YOU’RE THE STAR OF THE STORY!
CHOOSE FROM 9 POSSIBLE ENDINGS.
By Leo Portugal & Vincent Chavez

Illustration by Connor O'Brien
PAGE 1
Welcome to Universe University, the giant blue pyramid in the stars. You are a freshman. You have choices to make. There are many paths on this journey. Many choices. Many paths. You are a freshman.
First of all, you must choose your major. The mission commander demands your decision.
If you choose to major in space engineering, go to page 2.
If you choose to major in accounting, with a minor in Neptune’s most native language, Sssnartch, go to page 3.
If you choose comparative worlds literature, go to page 10.
If you choose not to declare your major at this time, go to hell, and then page 6.
PAGE 2
Your dreams of becoming the finest space engineer in all of space could finally be coming true. But there’s a problem! It’s the first day of class, and you’re feeling a bit sick.
If you go to class, turn to page 4.
If you skip class, turn to page 7.
PAGE 3
Today you take one small step in fulfilling your parents’ dream of you becoming an accountant. But you want to become an interpreter for the United Worlds, so you decide to study the Sssnartch language as well. Your parents want you to completely focus on accounting.
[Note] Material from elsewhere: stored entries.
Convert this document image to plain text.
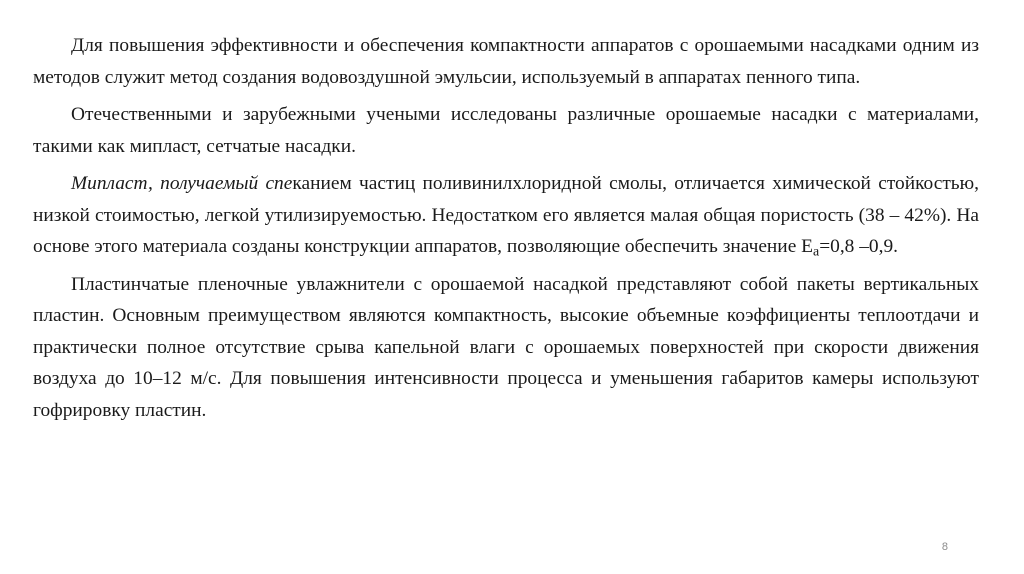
Для повышения эффективности и обеспечения компактности аппаратов с орошаемыми насадками одним из методов служит метод создания водовоздушной эмульсии, используемый в аппаратах пенного типа.

Отечественными и зарубежными учеными исследованы различные орошаемые насадки с материалами, такими как мипласт, сетчатые насадки.

Мипласт, получаемый спеканием частиц поливинилхлоридной смолы, отличается химической стойкостью, низкой стоимостью, легкой утилизируемостью. Недостатком его является малая общая пористость (38 – 42%). На основе этого материала созданы конструкции аппаратов, позволяющие обеспечить значение $E_a=0,8$ –0,9.

Пластинчатые пленочные увлажнители с орошаемой насадкой представляют собой пакеты вертикальных пластин. Основным преимуществом являются компактность, высокие объемные коэффициенты теплоотдачи и практически полное отсутствие срыва капельной влаги с орошаемых поверхностей при скорости движения воздуха до 10–12 м/с. Для повышения интенсивности процесса и уменьшения габаритов камеры используют гофрировку пластин.

8
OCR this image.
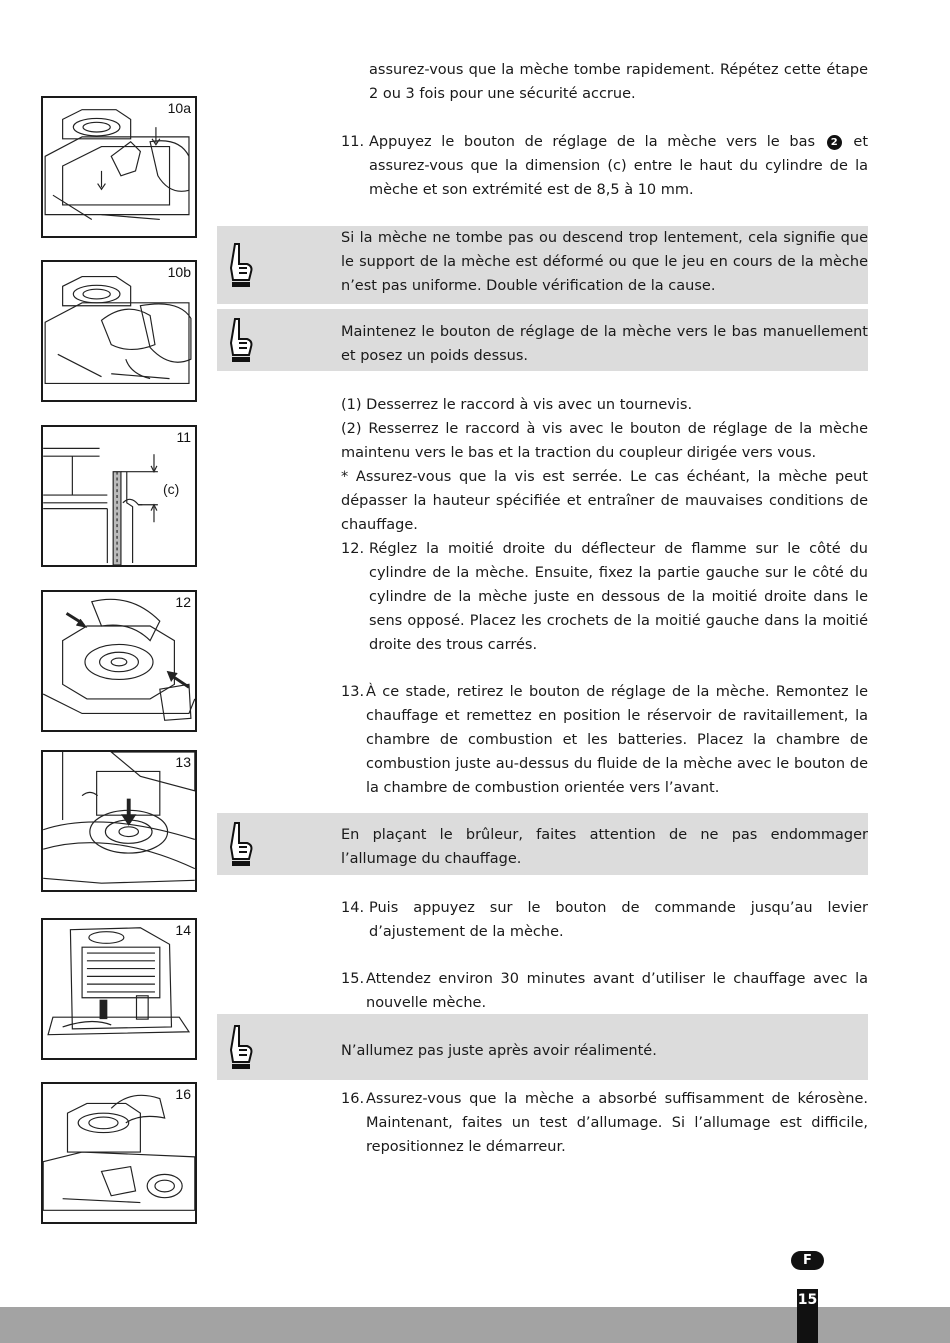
10a
10b
11
(c)
12
13
14
16
assurez-vous que la mèche tombe rapidement. Répétez cette étape 2 ou 3 fois pour une sécurité accrue.
11. Appuyez le bouton de réglage de la mèche vers le bas 2 et assurez-vous que la dimension (c) entre le haut du cylindre de la mèche et son extrémité est de 8,5 à 10 mm.
Si la mèche ne tombe pas ou descend trop lentement, cela signifie que le support de la mèche est déformé ou que le jeu en cours de la mèche n’est pas uniforme. Double vérification de la cause.
Maintenez le bouton de réglage de la mèche vers le bas manuellement et posez un poids dessus.
(1) Desserrez le raccord à vis avec un tournevis.
(2) Resserrez le raccord à vis avec le bouton de réglage de la mèche maintenu vers le bas et la traction du coupleur dirigée vers vous.
* Assurez-vous que la vis est serrée. Le cas échéant, la mèche peut dépasser la hauteur spécifiée et entraîner de mauvaises conditions de chauffage.
12. Réglez la moitié droite du déflecteur de flamme sur le côté du cylindre de la mèche. Ensuite, fixez la partie gauche sur le côté du cylindre de la mèche juste en dessous de la moitié droite dans le sens opposé. Placez les crochets de la moitié gauche dans la moitié droite des trous carrés.
13. À ce stade, retirez le bouton de réglage de la mèche. Remontez le chauffage et remettez en position le réservoir de ravitaillement, la chambre de combustion et les batteries. Placez la chambre de combustion juste au-dessus du fluide de la mèche avec le bouton de la chambre de combustion orientée vers l’avant.
En plaçant le brûleur, faites attention de ne pas endommager l’allumage du chauffage.
14. Puis appuyez sur le bouton de commande jusqu’au levier d’ajustement de la mèche.
15. Attendez environ 30 minutes avant d’utiliser le chauffage avec la nouvelle mèche.
N’allumez pas juste après avoir réalimenté.
16. Assurez-vous que la mèche a absorbé suffisamment de kérosène. Maintenant, faites un test d’allumage. Si l’allumage est difficile, repositionnez le démarreur.
F
15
If you comply with your parents’ wish, turn to page 9.
If you decide to study language full-time, turn to page 11.
PAGE 4
You begin to hallucinate as your space fever rises. All the engiNERDS are starting to get on your engiNERVES. You murder about four. A campus stormjanitor gets you in a chokehold and ends you.
PAGE 5
After finding your schedule, you walk to your first class of the day, Philosphy 101: Gravity-Free Philosophy, when you bump into a space troll … named Lloyd! He’s your best friend. You go out for pie after class and he pays. He invites you to a screening of the film Le Galaxy Quest 2: Le Fall of Le Sssnartchons one earth week from now. You check your syllabi to see if there are any scheduling conflicts and realize that you will be having a big test on the morning after.
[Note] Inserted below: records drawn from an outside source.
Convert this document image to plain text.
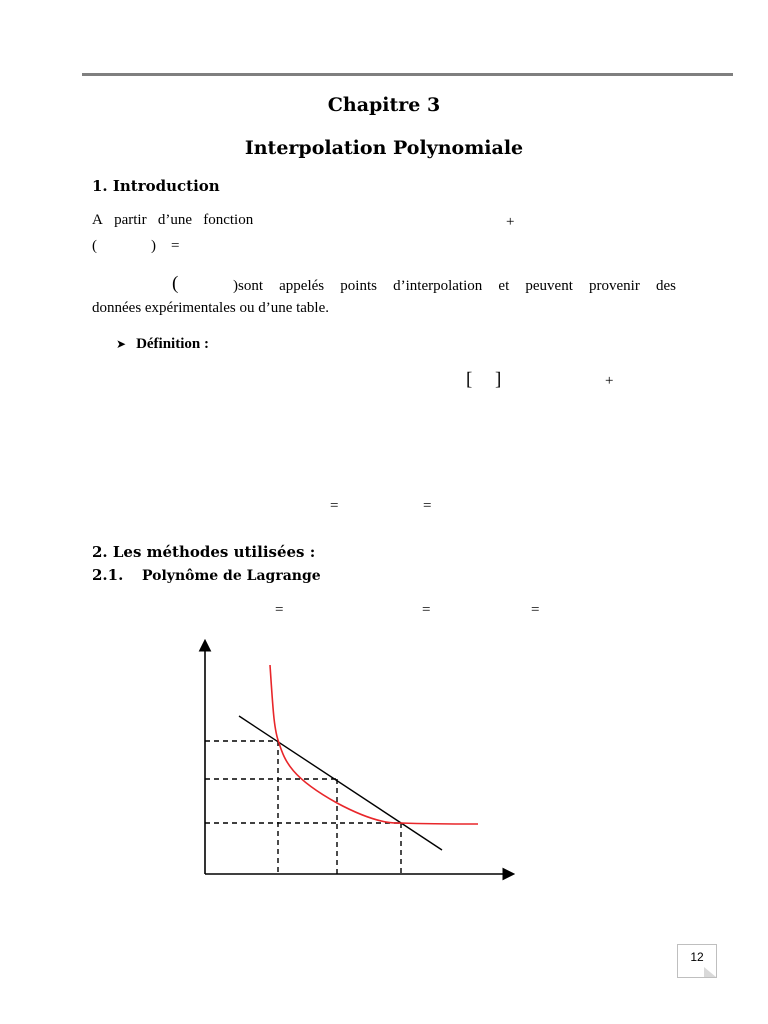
Chapitre 3
Interpolation Polynomiale
1. Introduction
A partir d’une fonction	+
(	) =
(	)sont appelés points d’interpolation et peuvent provenir des
données expérimentales ou d’une table.
➤ Définition :
[ ]	+
=	=
2. Les méthodes utilisées :
2.1. Polynôme de Lagrange
=	=	=
12
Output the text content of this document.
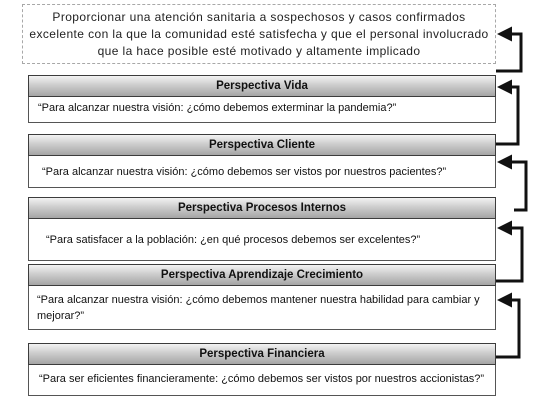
Proporcionar una atención sanitaria a sospechosos y casos confirmados excelente con la que la comunidad esté satisfecha y que el personal involucrado que la hace posible esté motivado y altamente implicado
Perspectiva Vida
“Para alcanzar nuestra visión: ¿cómo debemos exterminar la pandemia?”
Perspectiva Cliente
“Para alcanzar nuestra visión: ¿cómo debemos ser vistos por nuestros pacientes?”
Perspectiva Procesos Internos
“Para satisfacer a la población: ¿en qué procesos debemos ser excelentes?”
Perspectiva Aprendizaje Crecimiento
“Para alcanzar nuestra visión: ¿cómo debemos mantener nuestra habilidad para cambiar y mejorar?”
Perspectiva Financiera
“Para ser eficientes financieramente: ¿cómo debemos ser vistos por nuestros accionistas?”
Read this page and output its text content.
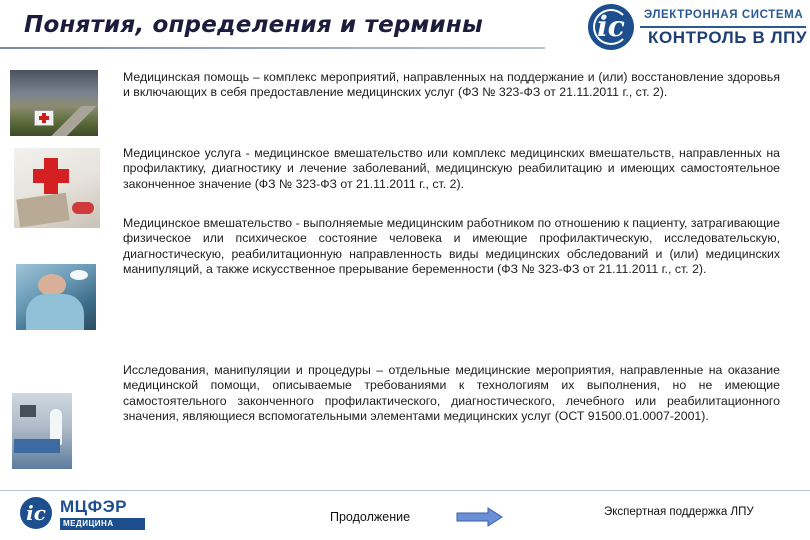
Понятия, определения и термины	ic	ЭЛЕКТРОННАЯ СИСТЕМА
КОНТРОЛЬ В ЛПУ
Медицинская помощь – комплекс мероприятий, направленных на поддержание и (или) восстановление здоровья и включающих в себя предоставление медицинских услуг (ФЗ № 323-ФЗ от 21.11.2011 г., ст. 2).
Медицинское услуга - медицинское вмешательство или комплекс медицинских вмешательств, направленных на профилактику, диагностику и лечение заболеваний, медицинскую реабилитацию и имеющих самостоятельное законченное значение (ФЗ № 323-ФЗ от 21.11.2011 г., ст. 2).
Медицинское вмешательство - выполняемые медицинским работником по отношению к пациенту, затрагивающие физическое или психическое состояние человека и имеющие профилактическую, исследовательскую, диагностическую, реабилитационную направленность виды медицинских обследований и (или) медицинских манипуляций, а также искусственное прерывание беременности (ФЗ № 323-ФЗ от 21.11.2011 г., ст. 2).
Исследования, манипуляции и процедуры – отдельные медицинские мероприятия, направленные на оказание медицинской помощи, описываемые требованиями к технологиям их выполнения, но не имеющие самостоятельного законченного профилактического, диагностического, лечебного или реабилитационного значения, являющиеся вспомогательными элементами медицинских услуг (ОСТ 91500.01.0007-2001).
ic МЦФЭР
МЕДИЦИНА	Продолжение	Экспертная поддержка ЛПУ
If you choose to go to the screening regardless, turn to page 8.
If you decide to stay home and study on that night, turn to page 12.
PAGE 6
You have fallen into a black hole. Some cadets flourish after a year of general space ed while they just kinda feel things out, but you, however, did not.
PAGE 7
Because you did not show up for your first class, your instructor has dropped you from the class and out of the butt of this floating pyramid in space. There’s no oxygen in space and no one can hear you cream your jeans and you die.
PAGE 8
At the Le Galaxy Quest 2: Le Fall of Le Sssnartchons screening, the movie’s star, Sigourney Weaver, gives you the flirty eyes. You look over at Lloyd and he shrugs.
If you pursue her, go to page 13.
If you resist her feminine wiles or charms, go to page 14.
PAGE 9
You are writing an essay on Pluto. The dog. You’re having a bit of trouble making it not shitty. What do you do?
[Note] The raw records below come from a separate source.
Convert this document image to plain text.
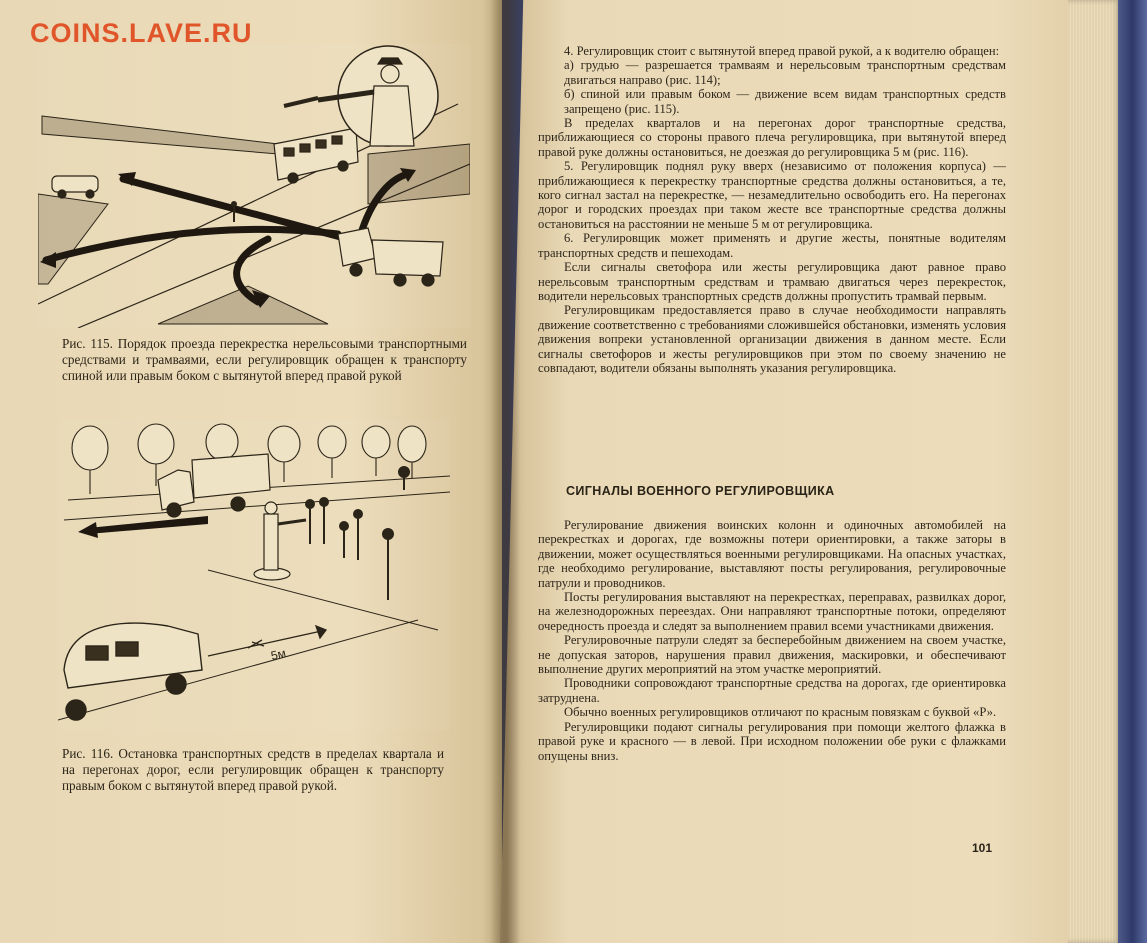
COINS.LAVE.RU
Рис. 115. Порядок проезда перекрестка нерельсовыми транспортными средствами и трамваями, если регулировщик обращен к транспорту спиной или правым боком с вытянутой вперед правой рукой
5м
Рис. 116. Остановка транспортных средств в пределах квартала и на перегонах дорог, если регулировщик обращен к транспорту правым боком с вытянутой вперед правой рукой.

4. Регулировщик стоит с вытянутой вперед правой рукой, а к водителю обращен:

а) грудью — разрешается трамваям и нерельсовым транспортным средствам двигаться направо (рис. 114);

б) спиной или правым боком — движение всем видам транспортных средств запрещено (рис. 115).

В пределах кварталов и на перегонах дорог транспортные средства, приближающиеся со стороны правого плеча регулировщика, при вытянутой вперед правой руке должны остановиться, не доезжая до регулировщика 5 м (рис. 116).

5. Регулировщик поднял руку вверх (независимо от положения корпуса) — приближающиеся к перекрестку транспортные средства должны остановиться, а те, кого сигнал застал на перекрестке, — незамедлительно освободить его. На перегонах дорог и городских проездах при таком жесте все транспортные средства должны остановиться на расстоянии не меньше 5 м от регулировщика.

6. Регулировщик может применять и другие жесты, понятные водителям транспортных средств и пешеходам.

Если сигналы светофора или жесты регулировщика дают равное право нерельсовым транспортным средствам и трамваю двигаться через перекресток, водители нерельсовых транспортных средств должны пропустить трамвай первым.

Регулировщикам предоставляется право в случае необходимости направлять движение соответственно с требованиями сложившейся обстановки, изменять условия движения вопреки установленной организации движения в данном месте. Если сигналы светофоров и жесты регулировщиков при этом по своему значению не совпадают, водители обязаны выполнять указания регулировщика.

СИГНАЛЫ ВОЕННОГО РЕГУЛИРОВЩИКА

Регулирование движения воинских колонн и одиночных автомобилей на перекрестках и дорогах, где возможны потери ориентировки, а также заторы в движении, может осуществляться военными регулировщиками. На опасных участках, где необходимо регулирование, выставляют посты регулирования, регулировочные патрули и проводников.

Посты регулирования выставляют на перекрестках, переправах, развилках дорог, на железнодорожных переездах. Они направляют транспортные потоки, определяют очередность проезда и следят за выполнением правил всеми участниками движения.

Регулировочные патрули следят за бесперебойным движением на своем участке, не допуская заторов, нарушения правил движения, маскировки, и обеспечивают выполнение других мероприятий на этом участке мероприятий.

Проводники сопровождают транспортные средства на дорогах, где ориентировка затруднена.

Обычно военных регулировщиков отличают по красным повязкам с буквой «Р».

Регулировщики подают сигналы регулирования при помощи желтого флажка в правой руке и красного — в левой. При исходном положении обе руки с флажками опущены вниз.

101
If you choose to try to find inspiration by gathering a list of ideas spontaneously contributed by a group of friends, go to page 15.
If you choose to procrastibate, go to page 16.
PAGE 10
You love literature, and earth literature just ain’t enough for the likes of you. But alas, you’ve lost your schedule in space! Only Matt LeBlanc knows its whereabouts. You don’t remember what class you’re supposed to go to.
If you find your schedule, go to page 5.
If you don’t find your schedule, go to page 7.
PAGE 11
Your knowledge of language grows. You are hired as an interpreter’s apprentice on the set of Le Galaxy Quest 2: Le Fall of Le Sssnartchons. After a few days on set, you fall in love with the film’s star, a cryogenically preserved Sigourney Weaver.
If you pursue her, go to page 17.
If you resist her feminine wiles or charms, go to page 14.
PAGE 12
Your diligence and hard work pays off. You ace the test and are graduated early. Good job, space nerd.
PAGE 13
You, Lloyd, and Sigourney Weaver fall in love. Together, you open up a spaceship pie shop. It fails, and you all live happily ever after.
PAGE 14
Sigourney wants you bad. Your resistance is futile. She takes what she needs from you, then eats you, black widow style. Did I mention that Sigourney Weaver is a space spider?
PAGE 15
You are killed in a brainstorm.
PAGE 16
You’re beginning to feel really depressed. The pressure to become an accountant is too much. You set phaser to suicide.
PAGE 17
Sigourney sleeps your way to the top. You become the United World’s most respected Sssnartch interpreter dance instructor.